Two and a half thousand children aged between ten and eleven, from over 50 schools, visited the Ardingly Showground last week to discover more about where their food comes from.

Now in its 10th year, Connect with the Countryside has given over 20,000 pupils and teachers a day gaining a better understanding of countryside issues.

Each year, more than 100 volunteers from the South of England Agricultural Society and over 50 organisations and exhibitors give their time and support for free.

Toby Cook, a teacher at Shinewater School, Eastbourne, said: “There is tons to do, and everyone here at the South of England Showground is good at explaining the different aspects of countryside life to the children. We are not a rural school so it’s a great opportunity for the kids to see animals.”

Susan Stickley, teacher at Holmbush Primary School in Shoreham-by-Sea, said: “This is the first year we have come to this event, and there is so much here to do. One of the children, who had only been here for half an hour, even said “There is more to see? But we have seen loads already!”

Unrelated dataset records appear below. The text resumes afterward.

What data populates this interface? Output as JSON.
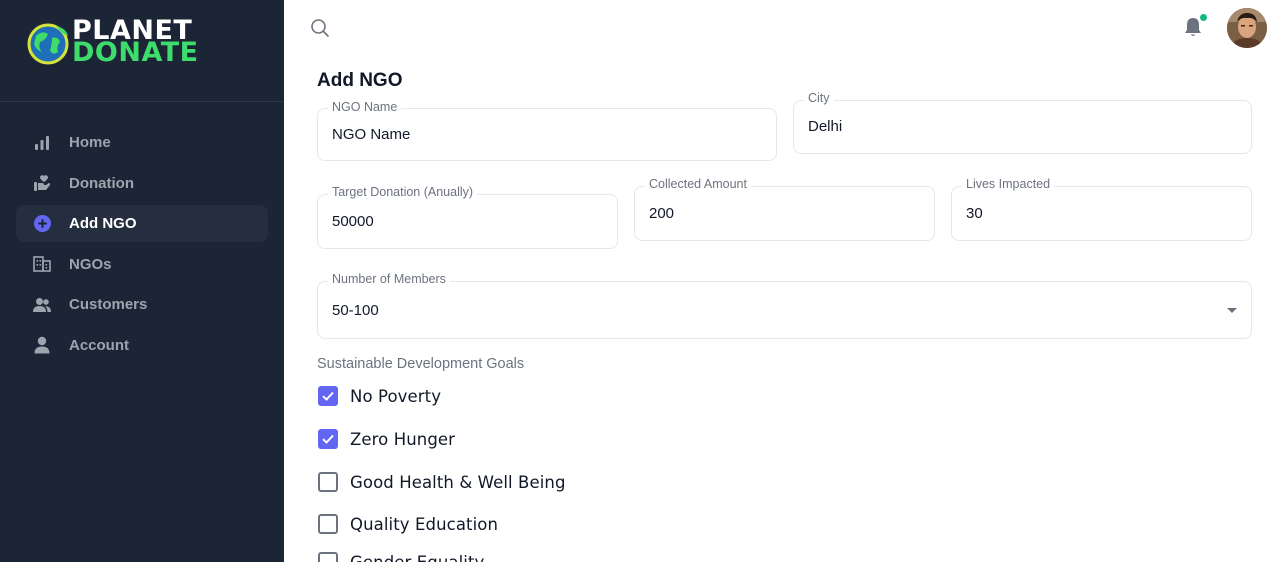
{
  "brand": {
    "line1": "PLANET",
    "line2": "DONATE",
    "accent_color": "#3ddc6b"
  },
  "sidebar": {
    "background": "#1c2536",
    "active_item": "Add NGO",
    "items": [
      {
        "label": "Home",
        "icon": "bar-chart-icon"
      },
      {
        "label": "Donation",
        "icon": "hand-heart-icon"
      },
      {
        "label": "Add NGO",
        "icon": "plus-circle-icon"
      },
      {
        "label": "NGOs",
        "icon": "building-icon"
      },
      {
        "label": "Customers",
        "icon": "users-icon"
      },
      {
        "label": "Account",
        "icon": "user-icon"
      }
    ]
  },
  "header": {
    "search_icon": "search-icon",
    "notification_icon": "bell-icon",
    "has_notification": true
  },
  "form": {
    "title": "Add NGO",
    "ngo_name": {
      "label": "NGO Name",
      "value": "NGO Name"
    },
    "city": {
      "label": "City",
      "value": "Delhi"
    },
    "target_donation": {
      "label": "Target Donation (Anually)",
      "value": "50000"
    },
    "collected_amount": {
      "label": "Collected Amount",
      "value": "200"
    },
    "lives_impacted": {
      "label": "Lives Impacted",
      "value": "30"
    },
    "members": {
      "label": "Number of Members",
      "value": "50-100"
    },
    "sdg": {
      "title": "Sustainable Development Goals",
      "goals": [
        {
          "label": "No Poverty",
          "checked": true
        },
        {
          "label": "Zero Hunger",
          "checked": true
        },
        {
          "label": "Good Health & Well Being",
          "checked": false
        },
        {
          "label": "Quality Education",
          "checked": false
        },
        {
          "label": "Gender Equality",
          "checked": false
        }
      ]
    },
    "accent_color": "#6366f1"
  }
}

Sarah Clarke, a teaching assistant at Bolnore Village Primary School, said: “It’s a really enjoyable day. Some of the children have never touched animals like this before, or been so close up to them.”

Sabeena Syed, who teaches at Walton Oak School in Walton-on-Thames, Surrey, said: “It’s an amazing opportunity for the children to see how food is processed, where animals come from and also about animal care; how to show respect for them.”

Four special zones included a livestock zone where children met a range of farm animals.

In the horticulture and food zone children learnt about healthy food, tasting local tomatoes and peppers, fresh milk and honey and discovering how sausages, bread and butter are made.

Two wildlife and recreation zones offered important countryside topics, such as nature conservation, forestry and countryside sports.

The Sheep Show included sheep shearing, a pony club display and a birds of prey demonstration and countryside crafts.

Said Derek Cleaver, the Society’s Education Committee, said: “This day demonstrates the very essence of the South of England Society and our work to help educate young people about the countryside and farming.

“We were delighted to offer some new experiences for the children this year and to see so many of them getting really hands on and thoroughly enjoying all the activities our brilliant volunteers organised for them – today has been a huge success and we look forward to building on it further next year.”